Last spring, other UF researchers showed that adult blood stem cells can convert to brain cells in humans. In research published in the British medical journal Lancet, Edward Scott and colleagues described how male blood stem cells evolved into male brain cells in three women who underwent bone-marrow transplants to treat cancer.
And last fall, the American Heart Association’s journal, Stroke, published results of a study in which umbilical-cord blood stem cells were used to treat stroke in animal models. The report by Georgia and Florida researchers found that stem cells taken from umbilical-cord blood, and then given intravenously along with a drug capable of breaking the brain’s protective barrier, can sharply reduce stroke size and damage.
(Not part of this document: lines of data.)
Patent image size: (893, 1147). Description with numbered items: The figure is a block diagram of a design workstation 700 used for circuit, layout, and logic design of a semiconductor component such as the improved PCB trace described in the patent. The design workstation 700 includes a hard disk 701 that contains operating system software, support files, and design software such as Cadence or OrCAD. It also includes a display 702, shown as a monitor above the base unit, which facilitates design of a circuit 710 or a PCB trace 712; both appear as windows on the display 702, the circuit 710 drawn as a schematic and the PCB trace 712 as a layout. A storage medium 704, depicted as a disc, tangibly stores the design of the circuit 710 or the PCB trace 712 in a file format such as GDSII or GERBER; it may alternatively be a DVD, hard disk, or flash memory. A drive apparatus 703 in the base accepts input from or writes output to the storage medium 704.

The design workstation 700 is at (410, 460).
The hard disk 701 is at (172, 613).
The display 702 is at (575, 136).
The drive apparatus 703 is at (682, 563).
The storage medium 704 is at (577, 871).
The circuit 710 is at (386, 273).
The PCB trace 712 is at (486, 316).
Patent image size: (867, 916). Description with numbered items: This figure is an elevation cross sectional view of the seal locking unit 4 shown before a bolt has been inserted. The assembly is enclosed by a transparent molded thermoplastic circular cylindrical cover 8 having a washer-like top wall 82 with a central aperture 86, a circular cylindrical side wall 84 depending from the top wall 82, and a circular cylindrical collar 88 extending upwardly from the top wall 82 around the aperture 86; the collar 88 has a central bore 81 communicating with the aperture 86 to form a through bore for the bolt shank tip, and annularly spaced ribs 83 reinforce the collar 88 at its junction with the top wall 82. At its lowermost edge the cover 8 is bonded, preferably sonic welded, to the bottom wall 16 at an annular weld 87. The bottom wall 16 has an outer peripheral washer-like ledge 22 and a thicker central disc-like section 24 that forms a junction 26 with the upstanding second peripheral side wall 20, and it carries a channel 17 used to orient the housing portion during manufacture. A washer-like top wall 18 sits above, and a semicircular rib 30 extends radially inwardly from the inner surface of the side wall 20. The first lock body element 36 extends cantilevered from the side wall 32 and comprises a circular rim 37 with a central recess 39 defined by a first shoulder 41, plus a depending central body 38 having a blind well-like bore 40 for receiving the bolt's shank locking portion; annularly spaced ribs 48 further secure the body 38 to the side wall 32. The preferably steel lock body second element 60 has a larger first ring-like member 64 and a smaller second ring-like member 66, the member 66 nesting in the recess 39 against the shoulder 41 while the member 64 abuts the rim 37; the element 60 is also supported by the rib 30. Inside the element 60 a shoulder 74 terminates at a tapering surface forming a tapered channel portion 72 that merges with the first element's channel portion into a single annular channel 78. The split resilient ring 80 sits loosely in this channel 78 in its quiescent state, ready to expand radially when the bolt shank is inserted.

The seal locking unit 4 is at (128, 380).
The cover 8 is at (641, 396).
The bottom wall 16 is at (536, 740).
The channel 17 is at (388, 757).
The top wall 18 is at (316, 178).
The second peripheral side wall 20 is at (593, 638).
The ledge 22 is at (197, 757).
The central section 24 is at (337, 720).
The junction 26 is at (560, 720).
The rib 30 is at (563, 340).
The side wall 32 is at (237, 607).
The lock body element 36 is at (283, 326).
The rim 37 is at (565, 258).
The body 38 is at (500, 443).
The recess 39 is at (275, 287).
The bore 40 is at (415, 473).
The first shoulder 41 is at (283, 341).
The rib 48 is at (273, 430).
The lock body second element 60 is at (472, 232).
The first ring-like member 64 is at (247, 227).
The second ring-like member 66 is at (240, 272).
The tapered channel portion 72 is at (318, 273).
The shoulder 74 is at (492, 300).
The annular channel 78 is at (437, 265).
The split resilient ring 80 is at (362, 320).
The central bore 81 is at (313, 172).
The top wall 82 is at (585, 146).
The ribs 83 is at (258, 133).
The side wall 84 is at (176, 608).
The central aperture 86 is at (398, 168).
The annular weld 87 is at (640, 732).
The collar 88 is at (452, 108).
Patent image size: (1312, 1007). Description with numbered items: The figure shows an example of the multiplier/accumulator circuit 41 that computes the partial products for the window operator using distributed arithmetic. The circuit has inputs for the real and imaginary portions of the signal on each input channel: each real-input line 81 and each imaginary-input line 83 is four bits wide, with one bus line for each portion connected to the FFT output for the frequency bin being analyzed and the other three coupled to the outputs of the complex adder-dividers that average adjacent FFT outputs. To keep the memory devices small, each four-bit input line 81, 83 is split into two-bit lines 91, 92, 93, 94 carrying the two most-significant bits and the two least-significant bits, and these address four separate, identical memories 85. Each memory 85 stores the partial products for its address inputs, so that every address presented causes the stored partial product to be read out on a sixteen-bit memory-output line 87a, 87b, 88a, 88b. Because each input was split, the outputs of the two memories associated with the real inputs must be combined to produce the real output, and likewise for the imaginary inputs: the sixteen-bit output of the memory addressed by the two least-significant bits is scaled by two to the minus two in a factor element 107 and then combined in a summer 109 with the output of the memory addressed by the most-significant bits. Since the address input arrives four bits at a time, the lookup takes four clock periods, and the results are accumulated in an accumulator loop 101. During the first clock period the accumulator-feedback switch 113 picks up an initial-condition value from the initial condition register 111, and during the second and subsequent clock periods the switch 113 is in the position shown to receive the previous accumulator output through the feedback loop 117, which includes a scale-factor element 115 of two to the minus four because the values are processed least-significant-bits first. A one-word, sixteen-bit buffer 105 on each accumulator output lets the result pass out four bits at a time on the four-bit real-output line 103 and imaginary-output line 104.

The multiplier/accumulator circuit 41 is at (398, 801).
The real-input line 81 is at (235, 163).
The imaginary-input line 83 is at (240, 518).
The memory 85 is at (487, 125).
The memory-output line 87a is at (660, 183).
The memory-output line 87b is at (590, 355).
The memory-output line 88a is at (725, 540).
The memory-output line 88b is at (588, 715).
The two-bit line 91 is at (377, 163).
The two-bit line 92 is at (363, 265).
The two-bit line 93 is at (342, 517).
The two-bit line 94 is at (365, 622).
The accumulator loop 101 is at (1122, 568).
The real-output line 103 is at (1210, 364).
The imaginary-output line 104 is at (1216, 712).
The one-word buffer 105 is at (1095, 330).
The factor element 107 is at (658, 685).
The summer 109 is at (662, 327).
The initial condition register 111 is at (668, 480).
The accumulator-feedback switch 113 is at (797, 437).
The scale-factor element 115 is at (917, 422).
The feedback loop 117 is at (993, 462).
When the procedure was used in the first hours and days after a stroke, stroke size decreased by 40 percent, and the resulting disability was significantly reduced, the researchers said.
Dr. Ogle said cord blood stem cells are an “intermediary” between fetal and adult stem cells. They are not considered controversial because they do not create embryos, and the placenta is discarded after birth.
David Prentice, senior fellow for life sciences for the Family Research Council, which advocates adult and cord blood stem-cell research, says a host of studies dating back nearly five years have indicated the stem cells can transform into brain neurons.
But there has been uncertainty in some other areas. For example, in 2001, a report in the journal Nature said bone-marrow cells could transform into heart muscle. This suggested such stem cells could offer hope for treating heart disease. But last spring, two other papers in the same British science journal suggested the original research was wrong.
“There is some question whether bone-marrow cells can make heart cells,” Mr. Prentice said. “But studies in animals showed that hearts got better [when marrow cells were used]. This could mean they worked by improving heart vessels or that they stimulate tissue to repair itself.”
Last fall, the U.S. Conference of Catholic Bishops ran a two-week print campaign promoting adult stem-cell research over embryonic stem-cell research.
Mr. Prentice says he remains convinced that adult stem-cell research will prove to be “more valuable” for therapeutic purposes.